Mines D, Fosnocht KM, Berlin JA, Strom BL. Can primary care physicians diagnose innocent heart murmurs? Presented at the 1999 22nd Annual Meeting of the Society for General Internal Medicine; May 1, 1999. San Francisco, CA. [abstract] J Gen Intern Med. 1999 Feb; 14(Suppl 2):113. doi: 10.1046/j.1525-1497.1999.1420005.x


Recent American Heart Association guidelines suggest that the diagnosis of "innocent murmur" can be made without echocurdiography if certain clinical criteria are present. Because little is known about the auscultatory skills of primary care physicians (PCPs), we studied their ability to classify several murmur features used in these guidelines.
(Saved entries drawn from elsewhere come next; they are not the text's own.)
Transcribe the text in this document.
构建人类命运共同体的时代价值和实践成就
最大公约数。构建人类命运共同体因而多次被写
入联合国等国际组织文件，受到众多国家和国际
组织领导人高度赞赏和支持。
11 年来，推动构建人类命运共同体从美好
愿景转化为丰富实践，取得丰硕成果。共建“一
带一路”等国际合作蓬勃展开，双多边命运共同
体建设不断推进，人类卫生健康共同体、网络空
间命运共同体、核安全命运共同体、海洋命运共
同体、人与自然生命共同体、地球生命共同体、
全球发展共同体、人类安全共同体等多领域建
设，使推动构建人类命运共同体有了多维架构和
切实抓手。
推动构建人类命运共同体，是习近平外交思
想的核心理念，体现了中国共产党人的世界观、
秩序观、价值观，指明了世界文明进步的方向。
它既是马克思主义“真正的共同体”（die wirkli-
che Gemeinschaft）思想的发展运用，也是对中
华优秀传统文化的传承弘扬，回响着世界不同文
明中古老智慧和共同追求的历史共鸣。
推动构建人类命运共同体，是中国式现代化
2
We used a cross-sectional design in which physicians evaluated a panel of 12 "virtual patients," whose heart sounds were produced by a high fidelity simulator. A convenience sample of 64 general internists and family physicians answered multiple choice questions about the auscultatory findings in each patient. We report sensitivity and specificity for each feature, along with 95% confidence intervals adjusted to account for clustering.

Sensitivity to detect a systolic murmur (present in all patients) was 98% (96%, 99%). To detect non-ejection shaped murmur, sensitivity was 65% (59%, 72%), and specificity 79% (75%, 83%). In patients with an ejection-shaped murmur, sensitivity to detect a peak in the second half of systole was 66% (57%, 72%), and specificity 53% (46%, 62%). To detect murmurs that got louder with a "maneuver", sensitivity was 80% (75%, 85%), and specificity 93% (91%, 95%). To detect any extra heart sound, click or diastolic murmur, sensitivity was 65% (58%, 71%), and specificity 86% (82%, 89%). Using a global measure of ability to detect any marker of a pathologic murmur, sensitivity was 95% (94%, 97%), but specificity was only 39% (32%, 46%).

Looking at physician-specific, rather than observation-level results, nearly all physicians (94%) had a global sensitivity greater than 85%. However, most physicians (63%) had a global specificity below 35%. Global specificity also varied considerably across physicians, with values ranging from 0 to 100%.

Certain physician characteristics were associated with better performance. Using multi-variable logistic regression, global specificity was higher for doctors more than I0 years out of medical school compared to their less experienced peers (OR 2.3 [95% CI 1.13, 4.72]). Judgments rated "very confident" by physicians for all directly observed murmur features also had higher specificity in the logistic models.

Based on their evaluation of 12 simulated patients, the ability of PCPs to classify individual auscultatory components of systolic murmurs is inconsistent, although global sensitivity is excellent. If a single abnormality in any murmur feature would trigger echocardiography, PCPs would miss fewer than 5% of potentially diseased cases. Using this strategy, however, many normal patients would be referred for further testing.